Film & Theology: Star Wars – Rebellions are Built on Hope!

When the prequel trilogy released it actually hurt the original trilogy for me. It took Darth Vader from the greatest villain of all time and reduced him to a whiny brat.

But Rogue One?

It compliments Star Wars Episode IV: A New Hope so well that I believe it would be a shame not to watch the two movies back-to-back.

Those who are fans of the original films know that the fate of the team who stole the Death Star plans was not very favorable.

Personally, I find stories about people and teams who go against insurmountable odds with little chance of victory incredibly inspiring.

Rogue One also explores a crucial time in the life of the Rebellion. The Empire has nearly established total control. They see themselves as one Death Star away from having every planet in obedience through fear.

This is where the Rebellion’s tension lies: fight against the evil Empire and their nearly completed super weapon or run away and live in fear.

The Rebellion is outmatched. They’re smaller, less organized, have fewer resources and aren’t nearly as advanced as the Empire’s.

Yet they have hope.

And as Jyn Erso says “Rebellions are built on hope.”

Throughout history there have been important rebellions all built on hope.

A man named Martin Luther led a rebellion against the Catholic Church because it was selling indulgences to people – essentially allowing anyone to do anything…so long as they could pay for it.

There’s also a story about a group of people who had been captives and slaves and lived in fear for centuries praying and waiting for a promised savior who would rescue them from the empire.

Eventually, that person would be born and lead a rebellion and set up a new kingdom though it wasn’t the kind of kingdom the people expected.

People thought the Messiah would come in military might and overthrow the empire.
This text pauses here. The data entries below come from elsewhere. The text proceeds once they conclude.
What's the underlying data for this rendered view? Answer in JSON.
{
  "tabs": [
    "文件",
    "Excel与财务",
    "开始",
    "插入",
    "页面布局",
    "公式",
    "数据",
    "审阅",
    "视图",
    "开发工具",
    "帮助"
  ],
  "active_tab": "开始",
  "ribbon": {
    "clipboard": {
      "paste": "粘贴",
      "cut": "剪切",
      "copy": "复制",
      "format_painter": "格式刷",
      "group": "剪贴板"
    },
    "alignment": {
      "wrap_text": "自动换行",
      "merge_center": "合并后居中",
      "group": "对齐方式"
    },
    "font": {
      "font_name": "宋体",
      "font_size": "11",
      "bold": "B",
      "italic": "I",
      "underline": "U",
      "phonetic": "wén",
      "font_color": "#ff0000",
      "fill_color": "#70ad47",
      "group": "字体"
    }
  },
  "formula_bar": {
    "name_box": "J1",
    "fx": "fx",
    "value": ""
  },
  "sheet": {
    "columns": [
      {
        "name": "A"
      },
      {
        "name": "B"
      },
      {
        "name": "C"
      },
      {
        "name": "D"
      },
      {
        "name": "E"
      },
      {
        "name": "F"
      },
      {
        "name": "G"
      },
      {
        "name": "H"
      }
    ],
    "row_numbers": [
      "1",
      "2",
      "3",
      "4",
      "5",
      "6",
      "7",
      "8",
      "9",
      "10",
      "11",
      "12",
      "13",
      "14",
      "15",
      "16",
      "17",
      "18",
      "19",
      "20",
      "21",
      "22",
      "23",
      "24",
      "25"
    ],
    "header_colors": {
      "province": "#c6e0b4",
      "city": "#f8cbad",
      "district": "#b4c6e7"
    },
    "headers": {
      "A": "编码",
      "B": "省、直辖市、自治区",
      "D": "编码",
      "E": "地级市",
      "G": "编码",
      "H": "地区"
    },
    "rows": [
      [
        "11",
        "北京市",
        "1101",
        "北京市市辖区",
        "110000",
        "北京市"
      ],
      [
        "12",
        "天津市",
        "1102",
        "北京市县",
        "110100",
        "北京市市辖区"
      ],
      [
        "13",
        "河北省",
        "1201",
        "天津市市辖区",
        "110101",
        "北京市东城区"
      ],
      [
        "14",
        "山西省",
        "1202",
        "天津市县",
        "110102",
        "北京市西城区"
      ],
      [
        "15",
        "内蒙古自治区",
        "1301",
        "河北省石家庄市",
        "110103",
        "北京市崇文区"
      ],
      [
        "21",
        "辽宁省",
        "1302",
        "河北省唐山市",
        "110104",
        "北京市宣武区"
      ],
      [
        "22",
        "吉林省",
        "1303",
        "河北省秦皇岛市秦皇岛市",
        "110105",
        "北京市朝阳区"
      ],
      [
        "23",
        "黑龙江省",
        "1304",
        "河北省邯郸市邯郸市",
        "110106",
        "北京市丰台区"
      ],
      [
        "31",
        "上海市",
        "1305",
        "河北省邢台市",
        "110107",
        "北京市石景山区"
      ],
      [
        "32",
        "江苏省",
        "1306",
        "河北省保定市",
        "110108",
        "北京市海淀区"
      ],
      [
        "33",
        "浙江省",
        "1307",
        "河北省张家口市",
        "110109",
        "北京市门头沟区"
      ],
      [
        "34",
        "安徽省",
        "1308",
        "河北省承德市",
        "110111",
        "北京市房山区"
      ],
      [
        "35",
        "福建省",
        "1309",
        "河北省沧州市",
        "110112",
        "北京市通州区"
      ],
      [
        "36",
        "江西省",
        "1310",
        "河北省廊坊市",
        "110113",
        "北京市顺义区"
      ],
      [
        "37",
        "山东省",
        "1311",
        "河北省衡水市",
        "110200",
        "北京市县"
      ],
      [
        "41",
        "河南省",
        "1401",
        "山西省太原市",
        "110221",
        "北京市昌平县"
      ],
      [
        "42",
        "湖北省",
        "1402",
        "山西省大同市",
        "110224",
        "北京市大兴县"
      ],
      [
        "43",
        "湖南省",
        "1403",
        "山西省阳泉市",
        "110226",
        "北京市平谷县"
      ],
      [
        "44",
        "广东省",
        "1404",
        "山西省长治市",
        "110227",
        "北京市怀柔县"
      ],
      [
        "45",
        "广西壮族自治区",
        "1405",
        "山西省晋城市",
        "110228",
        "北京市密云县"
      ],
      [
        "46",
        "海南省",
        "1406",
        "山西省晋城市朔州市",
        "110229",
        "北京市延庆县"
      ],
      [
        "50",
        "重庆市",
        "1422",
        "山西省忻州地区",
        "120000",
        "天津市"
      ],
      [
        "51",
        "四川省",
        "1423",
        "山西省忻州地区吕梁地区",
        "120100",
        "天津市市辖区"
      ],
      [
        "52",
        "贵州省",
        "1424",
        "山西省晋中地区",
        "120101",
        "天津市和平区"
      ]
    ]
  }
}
Instead, he came and taught hope, forgiveness, and redemption.

 

Jesus also came against the religious empire and showed the people that there was a different way, a better way, THE way and what they were being shown wasn’t it.

He displayed that military might wasn’t the answer but a new lifestyle was and still is the way to right the wrongs of the world.

Jesus’ rebellion was built on hope.

Christmas season we remember Jesus’ birth and the liberation he’d bring to the world not through violence but through hope.

I’ve thought a lot about 2016 and it has been a dark year.

There have been times I have felt like there is not a lot of hope left.

Perhaps what we need is to stop fearing the darkness and rebel against it.

There are church practices and patterns that need to fall like in Luther’s day and America is also certainly in need of a little healthy rebellion too.

Will we stand together and fight as a united Rebellion or will we cave to the Empires of our day?